We must convert those SMEs who believe that committing to a financing solution involves becoming ‘locked in’ to a long term debt owed on an asset that will depreciate in value, quickly leaving the business with a greater debt owed on the asset than it is worth. The reality is that different forms of financing will suit different types of assets. A good provider will ensure that the client benefits from a deal structured around their needs.
Some manufacturers, meanwhile, might view longer life assets such as plant and machinery as better suited to upfront ownership. They reason that these assets are more durable, and hold their value for longer. But paying cash upfront has its risks, for instance in dynamic sectors where manufacturing technology develops rapidly or unpredictably.
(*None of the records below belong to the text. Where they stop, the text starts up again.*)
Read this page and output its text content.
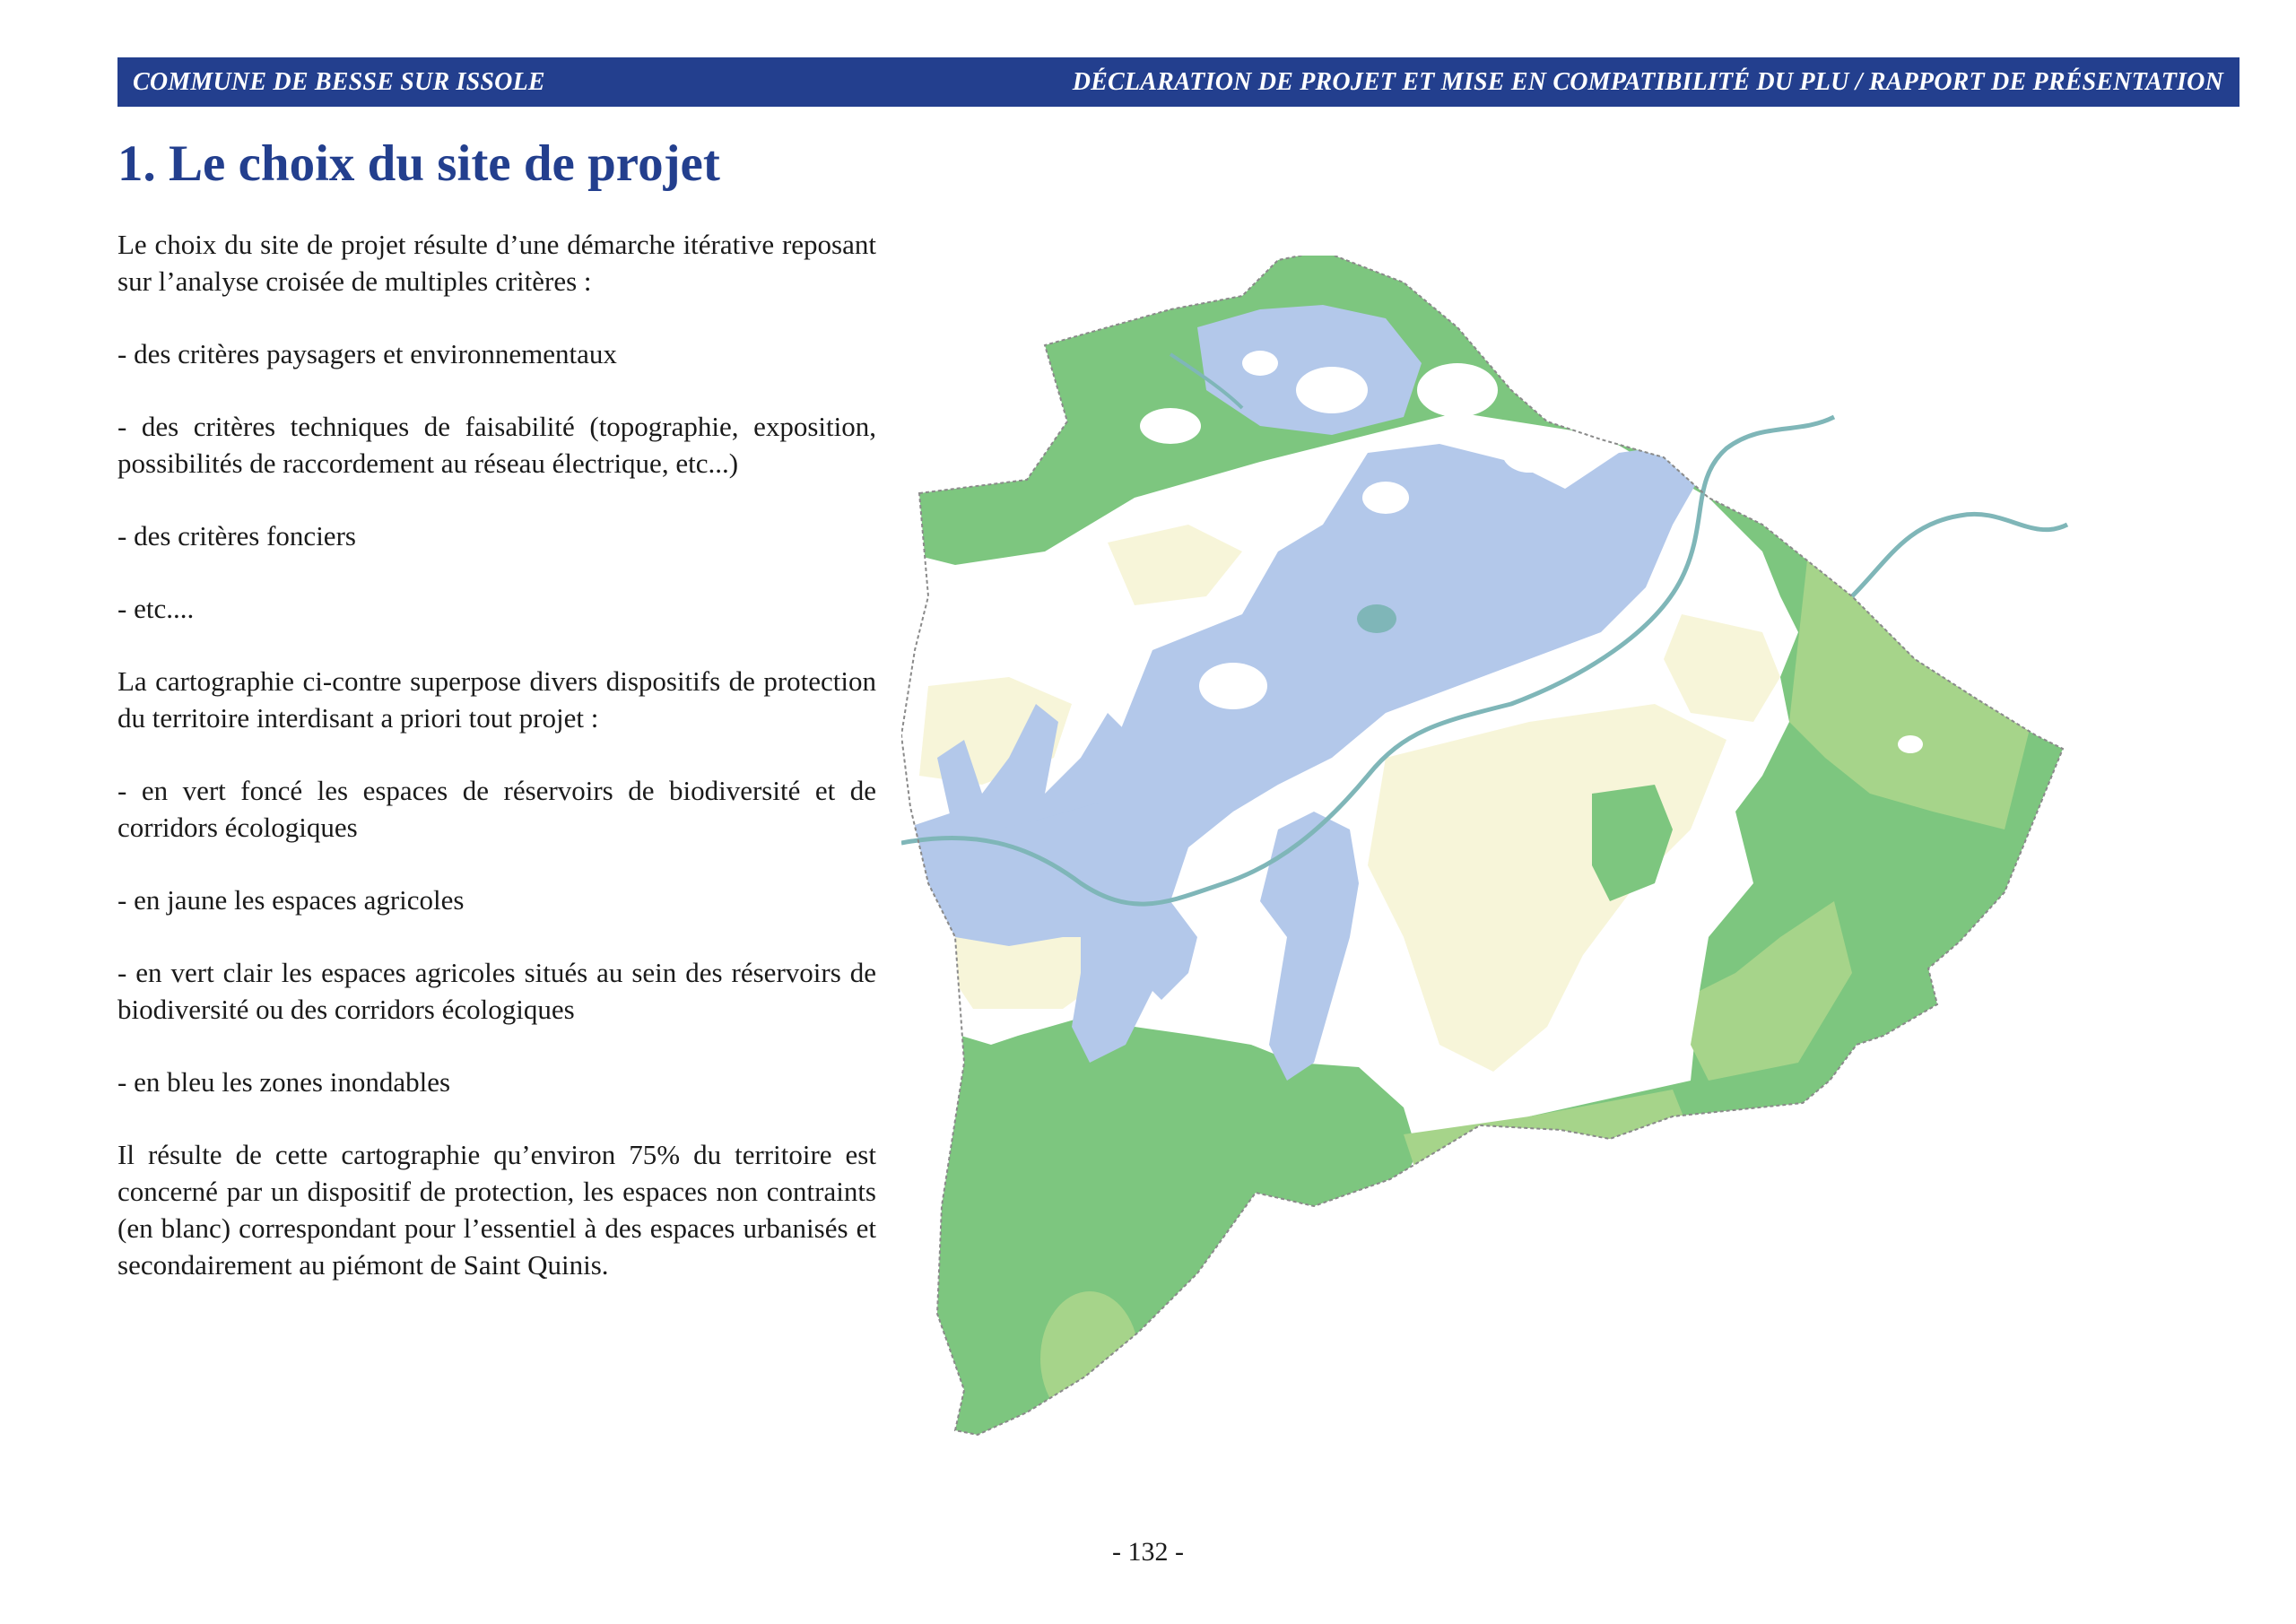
COMMUNE DE BESSE SUR ISSOLE	DÉCLARATION DE PROJET ET MISE EN COMPATIBILITÉ DU PLU / RAPPORT DE PRÉSENTATION
1. Le choix du site de projet

Le choix du site de projet résulte d’une démarche itérative reposant sur l’analyse croisée de multiples critères :

- des critères paysagers et environnementaux

- des critères techniques de faisabilité (topographie, exposition, possibilités de raccordement au réseau électrique, etc...)

- des critères fonciers

- etc....

La cartographie ci-contre superpose divers dispositifs de protection du territoire interdisant a priori tout projet :

- en vert foncé les espaces de réservoirs de biodiversité et de corridors écologiques

- en jaune les espaces agricoles

- en vert clair les espaces agricoles situés au sein des réservoirs de biodiversité ou des corridors écologiques

- en bleu les zones inondables

Il résulte de cette cartographie qu’environ 75% du territoire est concerné par un dispositif de protection, les espaces non contraints (en blanc) correspondant pour l’essentiel à des espaces urbanisés et secondairement au piémont de Saint Quinis.

- 132 -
With asset finance, the manufacturer can future-proof its investment as well as preserve cash, by gaining the flexibility to update the production line as and when the latest technology is released.
This flexibility is at the core of asset finance. The customer can tailor the facility to match a specific contract or business depreciation policy. The range of facilities available not only allows for individual cash flow requirements, but can also enable the financier to take the risk of the resale value. This flexibility allows businesses to do more with less, to expand into new markets, to recruit and develop more valued staff.
But asset finance is not just about powering growth. It’s about unlocking cash too. Sale and leaseback can help companies release capital tied up in a business asset, whether it is a fleet of vehicles, a suite of IT, or plant in a factory. The financier can simply purchase the asset from the customer and lease it back at a reasonable rate, freeing the cash for re-investment.
We must shout louder about these benefits. And then we must deliver. We must show we’re hungry for business, that we understand our customers’ needs, and know how to meet them. The lifeblood that asset finance provides, that unlocks cash and powers growth, is critical to SMEs. We mustn’t fail them.